Gugenheim Kedem and Carlin received a lot of interest in this residency from people outside of the South — including myself, as I am also a social practice artist in addition to a writer — but strictly kept the participants regional.
The Social Practice Institute will soon wrap its first year of engagement and is preparing to post a call for its second cohort. In addition, the GCJM is planning public programming around a new public sculpture, “She Wouldn’t Take Off Her Boots,” (2023), which was unveiled in April. The artist, Victoria Carlin Milstein, incorporated bronze casts of Greensboro resident and Holocaust survivor Shelly Weiner into the sculpture.

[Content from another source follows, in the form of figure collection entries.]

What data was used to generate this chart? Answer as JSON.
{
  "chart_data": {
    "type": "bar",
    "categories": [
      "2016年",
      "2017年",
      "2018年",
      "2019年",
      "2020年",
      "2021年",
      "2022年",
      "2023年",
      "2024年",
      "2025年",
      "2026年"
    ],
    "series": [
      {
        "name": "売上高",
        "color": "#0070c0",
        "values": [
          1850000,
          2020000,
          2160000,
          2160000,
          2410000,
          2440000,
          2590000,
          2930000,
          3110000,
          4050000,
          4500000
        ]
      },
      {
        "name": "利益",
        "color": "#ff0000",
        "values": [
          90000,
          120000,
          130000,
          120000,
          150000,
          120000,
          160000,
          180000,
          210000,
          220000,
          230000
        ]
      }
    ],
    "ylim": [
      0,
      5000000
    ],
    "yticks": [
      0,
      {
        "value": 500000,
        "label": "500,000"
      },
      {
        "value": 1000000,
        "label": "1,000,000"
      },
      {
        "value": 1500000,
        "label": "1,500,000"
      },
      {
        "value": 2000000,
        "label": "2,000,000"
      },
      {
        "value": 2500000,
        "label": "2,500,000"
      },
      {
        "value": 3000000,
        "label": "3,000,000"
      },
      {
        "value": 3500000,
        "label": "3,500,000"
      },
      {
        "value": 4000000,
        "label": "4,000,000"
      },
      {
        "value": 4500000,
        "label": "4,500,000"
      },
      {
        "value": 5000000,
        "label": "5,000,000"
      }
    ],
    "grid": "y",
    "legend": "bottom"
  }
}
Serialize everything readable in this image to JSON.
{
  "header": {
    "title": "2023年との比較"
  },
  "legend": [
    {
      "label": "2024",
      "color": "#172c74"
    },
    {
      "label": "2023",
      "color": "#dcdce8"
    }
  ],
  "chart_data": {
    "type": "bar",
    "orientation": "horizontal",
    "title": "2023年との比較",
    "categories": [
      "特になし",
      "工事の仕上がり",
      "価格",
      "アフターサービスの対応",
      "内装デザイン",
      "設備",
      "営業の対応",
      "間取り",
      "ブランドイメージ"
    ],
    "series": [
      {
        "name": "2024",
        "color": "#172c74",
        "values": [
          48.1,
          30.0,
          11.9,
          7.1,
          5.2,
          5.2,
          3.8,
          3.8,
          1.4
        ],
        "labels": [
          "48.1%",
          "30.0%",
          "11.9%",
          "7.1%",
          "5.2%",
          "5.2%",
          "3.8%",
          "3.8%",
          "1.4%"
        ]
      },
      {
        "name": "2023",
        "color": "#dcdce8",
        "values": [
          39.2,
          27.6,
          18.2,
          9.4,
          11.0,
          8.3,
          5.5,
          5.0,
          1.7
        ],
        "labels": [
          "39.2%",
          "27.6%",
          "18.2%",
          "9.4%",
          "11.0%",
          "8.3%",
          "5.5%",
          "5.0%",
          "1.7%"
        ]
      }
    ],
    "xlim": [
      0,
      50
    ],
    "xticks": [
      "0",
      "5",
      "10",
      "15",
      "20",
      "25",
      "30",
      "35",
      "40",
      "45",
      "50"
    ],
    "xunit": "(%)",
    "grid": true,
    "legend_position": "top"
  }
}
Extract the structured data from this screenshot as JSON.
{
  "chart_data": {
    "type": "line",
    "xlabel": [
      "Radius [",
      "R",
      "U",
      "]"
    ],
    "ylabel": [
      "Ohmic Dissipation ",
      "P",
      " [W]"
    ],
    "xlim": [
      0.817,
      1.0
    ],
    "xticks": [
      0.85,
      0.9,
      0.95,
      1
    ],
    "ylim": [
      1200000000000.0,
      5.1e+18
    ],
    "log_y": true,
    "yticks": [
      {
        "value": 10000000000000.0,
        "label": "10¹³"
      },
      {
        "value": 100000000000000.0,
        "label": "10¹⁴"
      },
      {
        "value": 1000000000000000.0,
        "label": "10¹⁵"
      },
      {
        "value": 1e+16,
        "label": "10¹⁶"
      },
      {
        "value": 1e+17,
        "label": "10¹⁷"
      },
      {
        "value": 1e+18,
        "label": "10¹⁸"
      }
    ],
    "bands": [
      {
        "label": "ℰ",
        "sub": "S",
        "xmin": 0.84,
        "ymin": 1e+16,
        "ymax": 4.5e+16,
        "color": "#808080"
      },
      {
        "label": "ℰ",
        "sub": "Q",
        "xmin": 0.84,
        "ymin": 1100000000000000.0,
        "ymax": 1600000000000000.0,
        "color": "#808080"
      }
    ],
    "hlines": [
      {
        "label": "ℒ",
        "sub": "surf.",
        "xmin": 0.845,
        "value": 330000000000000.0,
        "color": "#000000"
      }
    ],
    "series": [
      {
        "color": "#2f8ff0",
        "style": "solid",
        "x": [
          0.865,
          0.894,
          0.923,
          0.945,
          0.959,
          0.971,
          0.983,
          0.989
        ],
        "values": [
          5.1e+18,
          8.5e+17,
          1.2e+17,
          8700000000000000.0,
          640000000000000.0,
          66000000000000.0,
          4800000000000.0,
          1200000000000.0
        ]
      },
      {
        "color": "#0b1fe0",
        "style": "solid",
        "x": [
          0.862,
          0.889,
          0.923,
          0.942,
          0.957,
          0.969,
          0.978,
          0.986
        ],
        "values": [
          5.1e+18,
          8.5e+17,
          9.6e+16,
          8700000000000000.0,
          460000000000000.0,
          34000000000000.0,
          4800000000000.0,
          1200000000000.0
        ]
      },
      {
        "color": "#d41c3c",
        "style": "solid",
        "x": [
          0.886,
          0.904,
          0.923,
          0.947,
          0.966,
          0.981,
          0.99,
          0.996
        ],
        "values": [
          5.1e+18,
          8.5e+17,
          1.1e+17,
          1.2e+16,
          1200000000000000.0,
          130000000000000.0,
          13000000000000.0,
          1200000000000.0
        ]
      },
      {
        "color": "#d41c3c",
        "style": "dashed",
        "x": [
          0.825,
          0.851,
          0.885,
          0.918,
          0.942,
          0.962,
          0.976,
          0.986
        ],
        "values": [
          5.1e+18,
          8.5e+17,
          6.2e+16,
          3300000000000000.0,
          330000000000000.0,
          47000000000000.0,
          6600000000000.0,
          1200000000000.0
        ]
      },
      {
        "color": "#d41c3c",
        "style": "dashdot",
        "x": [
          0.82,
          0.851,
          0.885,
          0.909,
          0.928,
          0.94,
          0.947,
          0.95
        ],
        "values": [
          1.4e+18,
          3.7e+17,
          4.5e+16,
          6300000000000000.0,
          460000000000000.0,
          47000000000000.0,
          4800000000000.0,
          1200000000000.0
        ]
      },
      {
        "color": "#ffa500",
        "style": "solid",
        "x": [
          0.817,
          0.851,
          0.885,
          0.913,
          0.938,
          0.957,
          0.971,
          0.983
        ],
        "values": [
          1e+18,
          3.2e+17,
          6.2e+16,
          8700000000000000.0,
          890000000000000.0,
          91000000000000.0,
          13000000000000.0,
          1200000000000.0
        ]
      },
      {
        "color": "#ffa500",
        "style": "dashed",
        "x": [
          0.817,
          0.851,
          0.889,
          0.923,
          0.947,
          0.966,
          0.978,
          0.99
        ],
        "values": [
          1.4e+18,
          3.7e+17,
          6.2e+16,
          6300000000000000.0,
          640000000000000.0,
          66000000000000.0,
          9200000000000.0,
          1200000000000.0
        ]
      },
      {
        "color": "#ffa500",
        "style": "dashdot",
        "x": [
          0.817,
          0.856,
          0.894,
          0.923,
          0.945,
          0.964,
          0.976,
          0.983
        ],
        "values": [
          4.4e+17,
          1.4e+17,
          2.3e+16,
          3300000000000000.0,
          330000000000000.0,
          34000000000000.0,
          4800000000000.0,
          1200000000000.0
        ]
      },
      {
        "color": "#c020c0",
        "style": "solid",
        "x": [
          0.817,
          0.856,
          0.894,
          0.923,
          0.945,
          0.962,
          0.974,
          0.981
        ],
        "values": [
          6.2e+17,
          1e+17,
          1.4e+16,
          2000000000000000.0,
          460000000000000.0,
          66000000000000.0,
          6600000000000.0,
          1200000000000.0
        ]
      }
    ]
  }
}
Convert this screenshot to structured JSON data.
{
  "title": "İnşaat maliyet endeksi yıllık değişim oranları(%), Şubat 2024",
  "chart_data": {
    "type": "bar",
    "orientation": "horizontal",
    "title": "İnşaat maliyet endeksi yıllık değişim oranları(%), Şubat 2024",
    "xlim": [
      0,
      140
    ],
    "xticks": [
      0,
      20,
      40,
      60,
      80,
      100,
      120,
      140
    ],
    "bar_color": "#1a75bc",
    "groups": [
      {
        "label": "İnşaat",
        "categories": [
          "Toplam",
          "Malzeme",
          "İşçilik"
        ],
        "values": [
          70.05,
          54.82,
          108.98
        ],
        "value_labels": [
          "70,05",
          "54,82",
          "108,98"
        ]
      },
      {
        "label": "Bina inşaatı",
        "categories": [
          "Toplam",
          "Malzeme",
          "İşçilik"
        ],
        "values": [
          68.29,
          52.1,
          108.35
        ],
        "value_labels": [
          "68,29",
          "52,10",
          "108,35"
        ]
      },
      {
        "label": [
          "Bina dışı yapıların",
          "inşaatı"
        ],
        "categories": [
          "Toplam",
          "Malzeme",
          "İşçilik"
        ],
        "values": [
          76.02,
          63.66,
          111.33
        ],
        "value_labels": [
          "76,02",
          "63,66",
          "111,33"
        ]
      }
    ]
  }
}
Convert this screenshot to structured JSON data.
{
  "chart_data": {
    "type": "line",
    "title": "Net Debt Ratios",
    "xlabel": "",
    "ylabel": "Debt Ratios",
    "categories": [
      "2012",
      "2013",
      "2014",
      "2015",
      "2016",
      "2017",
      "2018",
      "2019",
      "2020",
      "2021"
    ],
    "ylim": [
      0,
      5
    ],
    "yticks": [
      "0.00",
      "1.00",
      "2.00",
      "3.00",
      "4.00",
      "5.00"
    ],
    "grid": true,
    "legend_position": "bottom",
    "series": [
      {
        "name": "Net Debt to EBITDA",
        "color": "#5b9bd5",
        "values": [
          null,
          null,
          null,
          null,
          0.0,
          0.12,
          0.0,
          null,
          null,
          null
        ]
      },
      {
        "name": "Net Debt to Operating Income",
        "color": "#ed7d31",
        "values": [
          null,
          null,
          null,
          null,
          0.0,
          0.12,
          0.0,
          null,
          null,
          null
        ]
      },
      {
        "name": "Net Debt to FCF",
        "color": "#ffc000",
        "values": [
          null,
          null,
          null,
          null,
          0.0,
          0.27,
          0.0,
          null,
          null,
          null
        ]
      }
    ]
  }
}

Even with these programs, the future of the GCJM is precarious. Without a permanent space, they’re dependent on partnerships with places like the Elsewhere Museum to keep their presence known in Greensboro. They’re also fighting for funding in a town that’s constantly passed over for larger cities.
“I think that the cultural impact of the Southern Jewish [artist] community is not highlighted in the same way as artists from Brooklyn, LA, or San Francisco,” Gugenheim Kedem said.
The GCJM could be used as a template to spotlight other regions where Jewish populations are present, but their stories are unknown. Imagine a Jewish museum in rural Oklahoma, Nebraska, or Utah. Greensboro may be shedding a light on Jewish arts and culture in the South, but we are, in fact, everywhere.